Shyamalan: I don’t know if you read the book “Sapiens”. Have you ever read “Sapiens”?
Shyamalan: It’s fantastic. It’s just telling you about how we all came to be, how the culture had come to be this way and how polytheistic religions actually were non-violent. They were like, “Hey, you believe what you want and I’ll believe what I want and everybody believes.” But when we get into monotheistic, which is Jesus, Allah, things like that, and you better believe it, then it started to become like, you know, what would it be like if people we knew -your uncle, my aunt- had something extraordinary about them that started to emerge, that we became a polytheistic world? They were talking in this book about how the Christian religion still embraces polytheism in this way because that’s the old way with saints by saying, “Oh, this is my saint. Saint Andrews is mine, this is that, that and that, Saint Bridget’s mine.” That kind of thing. So they got to be their own individual versions.
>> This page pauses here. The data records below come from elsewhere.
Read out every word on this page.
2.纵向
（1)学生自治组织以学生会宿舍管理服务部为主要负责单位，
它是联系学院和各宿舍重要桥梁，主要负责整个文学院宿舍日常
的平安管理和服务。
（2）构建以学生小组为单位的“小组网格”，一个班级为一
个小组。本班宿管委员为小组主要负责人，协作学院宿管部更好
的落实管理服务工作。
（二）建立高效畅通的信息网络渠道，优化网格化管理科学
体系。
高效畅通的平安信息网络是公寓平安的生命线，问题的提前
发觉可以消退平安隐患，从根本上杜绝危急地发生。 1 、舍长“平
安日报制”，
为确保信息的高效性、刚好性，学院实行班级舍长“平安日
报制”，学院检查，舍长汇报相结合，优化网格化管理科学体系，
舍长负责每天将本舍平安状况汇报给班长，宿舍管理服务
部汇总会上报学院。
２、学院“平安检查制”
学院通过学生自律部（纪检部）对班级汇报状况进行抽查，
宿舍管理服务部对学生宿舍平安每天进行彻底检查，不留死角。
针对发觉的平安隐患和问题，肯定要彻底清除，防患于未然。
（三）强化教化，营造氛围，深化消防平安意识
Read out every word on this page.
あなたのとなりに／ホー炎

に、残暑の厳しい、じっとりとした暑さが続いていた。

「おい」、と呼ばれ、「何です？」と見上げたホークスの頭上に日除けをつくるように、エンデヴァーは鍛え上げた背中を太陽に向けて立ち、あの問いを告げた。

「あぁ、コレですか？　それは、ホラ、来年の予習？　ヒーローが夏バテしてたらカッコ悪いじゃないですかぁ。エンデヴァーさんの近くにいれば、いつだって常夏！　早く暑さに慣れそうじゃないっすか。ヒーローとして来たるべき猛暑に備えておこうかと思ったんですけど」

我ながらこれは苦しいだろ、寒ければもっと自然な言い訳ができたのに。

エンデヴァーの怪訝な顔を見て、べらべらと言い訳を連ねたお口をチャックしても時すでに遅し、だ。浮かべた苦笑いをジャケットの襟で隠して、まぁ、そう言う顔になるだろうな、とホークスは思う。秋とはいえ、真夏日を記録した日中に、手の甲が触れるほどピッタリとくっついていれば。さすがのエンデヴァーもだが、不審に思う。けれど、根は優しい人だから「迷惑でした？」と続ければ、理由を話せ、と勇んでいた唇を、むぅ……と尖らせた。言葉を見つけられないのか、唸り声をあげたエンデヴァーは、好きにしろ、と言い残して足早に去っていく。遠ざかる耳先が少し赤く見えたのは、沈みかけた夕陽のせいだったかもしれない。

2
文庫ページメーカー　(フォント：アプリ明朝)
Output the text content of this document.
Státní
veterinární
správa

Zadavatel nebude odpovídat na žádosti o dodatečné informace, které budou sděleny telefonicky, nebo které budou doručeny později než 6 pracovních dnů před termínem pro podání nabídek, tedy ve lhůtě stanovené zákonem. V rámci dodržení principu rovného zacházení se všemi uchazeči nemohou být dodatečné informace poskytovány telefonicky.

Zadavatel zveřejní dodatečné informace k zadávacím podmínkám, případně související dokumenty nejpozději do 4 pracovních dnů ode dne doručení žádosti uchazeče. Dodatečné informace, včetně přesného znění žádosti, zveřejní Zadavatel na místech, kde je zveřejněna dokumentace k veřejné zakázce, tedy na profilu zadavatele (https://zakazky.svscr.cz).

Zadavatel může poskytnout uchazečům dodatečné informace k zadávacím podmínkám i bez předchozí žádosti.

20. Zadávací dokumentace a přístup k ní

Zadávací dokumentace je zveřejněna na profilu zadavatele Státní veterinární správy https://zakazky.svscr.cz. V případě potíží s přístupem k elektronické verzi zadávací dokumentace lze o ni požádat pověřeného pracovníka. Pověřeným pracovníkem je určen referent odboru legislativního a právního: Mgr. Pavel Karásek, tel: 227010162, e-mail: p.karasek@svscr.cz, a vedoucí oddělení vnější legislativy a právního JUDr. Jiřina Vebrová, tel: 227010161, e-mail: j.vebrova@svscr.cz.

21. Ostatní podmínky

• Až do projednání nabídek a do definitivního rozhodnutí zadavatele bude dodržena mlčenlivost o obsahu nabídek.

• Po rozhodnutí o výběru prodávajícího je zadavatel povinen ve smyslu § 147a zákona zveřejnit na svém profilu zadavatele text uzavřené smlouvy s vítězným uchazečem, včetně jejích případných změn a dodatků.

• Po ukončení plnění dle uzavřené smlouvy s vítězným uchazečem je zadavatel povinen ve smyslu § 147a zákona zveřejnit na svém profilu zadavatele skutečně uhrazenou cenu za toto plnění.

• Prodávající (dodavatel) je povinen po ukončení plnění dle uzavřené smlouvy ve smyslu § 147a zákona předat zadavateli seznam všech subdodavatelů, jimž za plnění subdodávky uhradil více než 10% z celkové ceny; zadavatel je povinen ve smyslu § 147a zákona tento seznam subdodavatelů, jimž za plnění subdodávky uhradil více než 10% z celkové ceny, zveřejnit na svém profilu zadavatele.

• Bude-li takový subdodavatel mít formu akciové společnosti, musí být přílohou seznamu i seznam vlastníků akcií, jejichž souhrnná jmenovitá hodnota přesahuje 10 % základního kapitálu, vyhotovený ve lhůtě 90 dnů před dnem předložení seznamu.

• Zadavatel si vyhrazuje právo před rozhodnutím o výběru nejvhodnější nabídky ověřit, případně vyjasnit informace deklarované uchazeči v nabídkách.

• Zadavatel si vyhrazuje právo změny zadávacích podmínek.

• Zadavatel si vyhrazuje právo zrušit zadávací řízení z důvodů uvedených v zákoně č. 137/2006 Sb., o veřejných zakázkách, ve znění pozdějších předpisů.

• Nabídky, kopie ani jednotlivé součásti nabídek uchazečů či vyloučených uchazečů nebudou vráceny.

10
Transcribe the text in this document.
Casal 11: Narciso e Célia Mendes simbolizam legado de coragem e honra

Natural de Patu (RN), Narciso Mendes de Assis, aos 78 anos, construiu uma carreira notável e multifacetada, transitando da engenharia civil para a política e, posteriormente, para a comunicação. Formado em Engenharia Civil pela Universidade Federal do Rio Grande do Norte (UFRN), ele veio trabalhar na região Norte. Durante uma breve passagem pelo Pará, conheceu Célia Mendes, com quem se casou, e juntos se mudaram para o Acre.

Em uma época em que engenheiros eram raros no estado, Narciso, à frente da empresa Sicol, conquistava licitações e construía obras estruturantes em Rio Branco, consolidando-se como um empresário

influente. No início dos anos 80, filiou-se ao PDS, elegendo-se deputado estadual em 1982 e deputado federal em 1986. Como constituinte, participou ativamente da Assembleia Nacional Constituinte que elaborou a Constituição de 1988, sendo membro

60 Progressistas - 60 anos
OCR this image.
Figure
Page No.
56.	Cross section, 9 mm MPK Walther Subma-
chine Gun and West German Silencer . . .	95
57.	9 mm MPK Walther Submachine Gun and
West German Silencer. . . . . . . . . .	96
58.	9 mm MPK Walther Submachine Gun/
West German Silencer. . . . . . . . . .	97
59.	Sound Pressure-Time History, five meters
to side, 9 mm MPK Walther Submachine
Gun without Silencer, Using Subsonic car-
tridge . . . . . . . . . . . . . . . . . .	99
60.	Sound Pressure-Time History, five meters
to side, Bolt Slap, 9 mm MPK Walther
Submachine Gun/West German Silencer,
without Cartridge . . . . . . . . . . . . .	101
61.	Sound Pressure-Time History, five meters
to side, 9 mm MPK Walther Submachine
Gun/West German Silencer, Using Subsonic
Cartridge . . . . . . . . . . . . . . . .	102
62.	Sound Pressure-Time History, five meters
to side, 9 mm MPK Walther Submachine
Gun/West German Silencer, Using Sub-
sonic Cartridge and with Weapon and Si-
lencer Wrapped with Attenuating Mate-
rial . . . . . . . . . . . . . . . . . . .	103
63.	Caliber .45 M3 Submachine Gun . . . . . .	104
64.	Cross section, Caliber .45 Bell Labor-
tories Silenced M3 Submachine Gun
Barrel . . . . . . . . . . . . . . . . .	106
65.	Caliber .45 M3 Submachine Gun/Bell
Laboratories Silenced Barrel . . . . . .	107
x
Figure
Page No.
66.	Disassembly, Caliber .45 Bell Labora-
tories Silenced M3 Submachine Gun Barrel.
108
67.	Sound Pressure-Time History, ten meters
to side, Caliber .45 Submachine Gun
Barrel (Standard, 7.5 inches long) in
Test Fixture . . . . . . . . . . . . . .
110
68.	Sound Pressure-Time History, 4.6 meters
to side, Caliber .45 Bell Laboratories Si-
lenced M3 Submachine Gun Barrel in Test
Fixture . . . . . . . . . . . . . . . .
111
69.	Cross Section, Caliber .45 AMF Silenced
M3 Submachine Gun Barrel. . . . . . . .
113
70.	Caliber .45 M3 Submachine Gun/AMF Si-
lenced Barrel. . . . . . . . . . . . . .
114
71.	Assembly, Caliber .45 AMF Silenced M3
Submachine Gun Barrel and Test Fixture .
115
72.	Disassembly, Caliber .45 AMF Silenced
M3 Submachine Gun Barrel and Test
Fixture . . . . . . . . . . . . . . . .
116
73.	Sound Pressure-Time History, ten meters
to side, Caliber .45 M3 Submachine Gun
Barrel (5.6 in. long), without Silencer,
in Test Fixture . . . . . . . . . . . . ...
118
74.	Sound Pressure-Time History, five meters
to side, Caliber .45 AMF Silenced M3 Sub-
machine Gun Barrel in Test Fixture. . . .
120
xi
So from my village, there’s a lady who can do acts that represent us and we feel special because of that. What would happen? Would it become a polytheistic world again? But it’s one of us. It’s one of us that we think so much of, that become our idols. What I was really juxtaposing super subtly, hopefully, was religion versus comic books, and the juxtaposition of those two stories. Modern religion as monotheistic religion saying the power is outside of us and we’re greatly flawed, whereas comic books say the flip, which is we just need an incident, a spider, a gamma ray, whatever it is, and something extraordinary will come out of you. Those kind of stories that are self agency stories ring more true to me than the other stories. They just do. And obviously, they ring true to other people as well.